Kupffer and Benecke have further shewn that although only one spermatozoon enters the ovum directly in Petromyzon yet other spermatozoa pass through the vitelline membrane, and are taken into a peculiar protoplasmic protuberance of the ovum which appears after impregnation.
The act of impregnation may be described as the fusion of the ovum and spermatozoon, and the most important feature in this act appears to be the fusion of a male and female nucleus; not only does this appear in the actual fusion of the two pronuclei, but it is brought into still greater prominence by the fact that the female pronucleus is a product of the nucleus of a primitive ovum, and the male pronucleus is the metamorphosed head of the spermatozoon which, as stated above, contains part of the nucleus of the primitive spermatic cell. The spermatic cells originate from cells indistinguishable from the primitive ova, so that the fusion which takes place is the fusion of morphologically similar parts in the two sexes.

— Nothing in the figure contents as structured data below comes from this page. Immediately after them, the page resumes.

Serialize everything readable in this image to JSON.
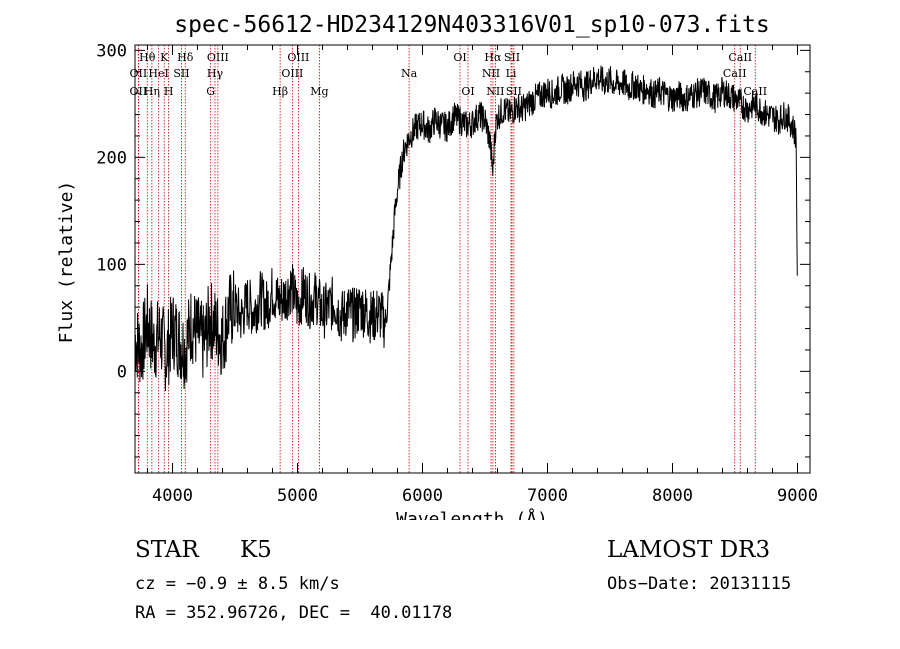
{
  "chart_data": {
    "type": "line",
    "title": "spec-56612-HD234129N403316V01_sp10-073.fits",
    "xlabel": "Wavelength (Å)",
    "ylabel": "Flux (relative)",
    "xlim": [
      3700,
      9100
    ],
    "ylim": [
      -95,
      305
    ],
    "xticks": [
      4000,
      5000,
      6000,
      7000,
      8000,
      9000
    ],
    "yticks": [
      0,
      100,
      200,
      300
    ],
    "series": [
      {
        "name": "flux",
        "x": [
          3700,
          3750,
          3800,
          3850,
          3900,
          3950,
          4000,
          4050,
          4100,
          4150,
          4200,
          4250,
          4300,
          4350,
          4400,
          4450,
          4500,
          4550,
          4600,
          4650,
          4700,
          4750,
          4800,
          4850,
          4900,
          4950,
          5000,
          5050,
          5100,
          5150,
          5200,
          5250,
          5300,
          5350,
          5400,
          5450,
          5500,
          5550,
          5600,
          5650,
          5700,
          5720,
          5740,
          5760,
          5780,
          5800,
          5820,
          5840,
          5860,
          5880,
          5900,
          5950,
          6000,
          6050,
          6100,
          6150,
          6200,
          6250,
          6300,
          6350,
          6400,
          6450,
          6500,
          6540,
          6563,
          6580,
          6600,
          6650,
          6700,
          6750,
          6800,
          6850,
          6900,
          6950,
          7000,
          7050,
          7100,
          7150,
          7200,
          7250,
          7300,
          7350,
          7400,
          7450,
          7500,
          7550,
          7600,
          7650,
          7700,
          7750,
          7800,
          7850,
          7900,
          7950,
          8000,
          8050,
          8100,
          8150,
          8200,
          8250,
          8300,
          8350,
          8400,
          8450,
          8500,
          8550,
          8600,
          8650,
          8700,
          8750,
          8800,
          8850,
          8900,
          8950,
          8990,
          9000
        ],
        "y": [
          30,
          20,
          45,
          25,
          35,
          15,
          40,
          30,
          20,
          45,
          35,
          25,
          50,
          40,
          30,
          55,
          60,
          50,
          65,
          55,
          70,
          60,
          75,
          65,
          70,
          80,
          60,
          75,
          65,
          70,
          55,
          60,
          65,
          50,
          58,
          52,
          60,
          55,
          50,
          55,
          45,
          60,
          90,
          120,
          150,
          170,
          185,
          200,
          210,
          215,
          220,
          228,
          232,
          225,
          235,
          230,
          228,
          238,
          235,
          230,
          232,
          240,
          235,
          215,
          185,
          225,
          238,
          245,
          240,
          248,
          245,
          250,
          255,
          258,
          262,
          258,
          265,
          262,
          268,
          270,
          265,
          272,
          275,
          270,
          272,
          268,
          270,
          265,
          268,
          262,
          265,
          258,
          262,
          258,
          255,
          258,
          255,
          258,
          260,
          262,
          258,
          255,
          262,
          258,
          255,
          250,
          245,
          250,
          245,
          240,
          238,
          235,
          240,
          232,
          220,
          40
        ]
      }
    ],
    "lines": [
      {
        "name": "Hθ",
        "wave": 3798,
        "row": 1
      },
      {
        "name": "OII",
        "wave": 3727,
        "row": 2
      },
      {
        "name": "OII",
        "wave": 3727,
        "row": 3
      },
      {
        "name": "K",
        "wave": 3934,
        "row": 1
      },
      {
        "name": "HeI",
        "wave": 3889,
        "row": 2
      },
      {
        "name": "Hη",
        "wave": 3835,
        "row": 3
      },
      {
        "name": "H",
        "wave": 3969,
        "row": 3
      },
      {
        "name": "Hδ",
        "wave": 4102,
        "row": 1
      },
      {
        "name": "SII",
        "wave": 4072,
        "row": 2
      },
      {
        "name": "OIII",
        "wave": 4363,
        "row": 1
      },
      {
        "name": "Hγ",
        "wave": 4340,
        "row": 2
      },
      {
        "name": "G",
        "wave": 4305,
        "row": 3
      },
      {
        "name": "Hβ",
        "wave": 4861,
        "row": 3
      },
      {
        "name": "OIII",
        "wave": 5007,
        "row": 1
      },
      {
        "name": "OIII",
        "wave": 4959,
        "row": 2
      },
      {
        "name": "Mg",
        "wave": 5175,
        "row": 3
      },
      {
        "name": "Na",
        "wave": 5893,
        "row": 2
      },
      {
        "name": "OI",
        "wave": 6300,
        "row": 1
      },
      {
        "name": "OI",
        "wave": 6364,
        "row": 3
      },
      {
        "name": "Hα",
        "wave": 6563,
        "row": 1
      },
      {
        "name": "NII",
        "wave": 6548,
        "row": 2
      },
      {
        "name": "NII",
        "wave": 6583,
        "row": 3
      },
      {
        "name": "SII",
        "wave": 6716,
        "row": 1
      },
      {
        "name": "Li",
        "wave": 6708,
        "row": 2
      },
      {
        "name": "SII",
        "wave": 6731,
        "row": 3
      },
      {
        "name": "CaII",
        "wave": 8542,
        "row": 1
      },
      {
        "name": "CaII",
        "wave": 8498,
        "row": 2
      },
      {
        "name": "CaII",
        "wave": 8662,
        "row": 3
      }
    ]
  },
  "info": {
    "object_type": "STAR",
    "subclass": "K5",
    "survey": "LAMOST DR3",
    "cz": "cz = −0.9 ± 8.5 km/s",
    "obs_date": "Obs−Date: 20131115",
    "coords": "RA = 352.96726, DEC =  40.01178"
  },
  "colors": {
    "spectrum": "#000000",
    "line_marker": "#cc0000",
    "axis": "#000000"
  }
}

These conclusions tally very satisfactorily with the view adopted in the Introduction, that impregnation amongst the Metazoa was derived from the process of conjugation amongst the Protozoa.
Summary.
In what may probably be regarded as a normal case the following series of events accompanies the maturation and impregnation of an ovum:—
(1) Transportation of the germinal vesicle to the surface of the egg.
(2) Absorption of the membrane of the germinal vesicle and metamorphosis of the germinal spot and nuclear reticulum.
(3) Assumption of a spindle character by the remains of the germinal vesicle, these remains being probably in part formed from the germinal spot.
(4) Entrance of one end of the spindle into a protoplasmic prominence at the surface of the egg.
(5) Division of the spindle into two halves, one remaining in the egg, the other in the prominence; the prominence becoming at the same time nearly constricted off from the egg as a polar cell.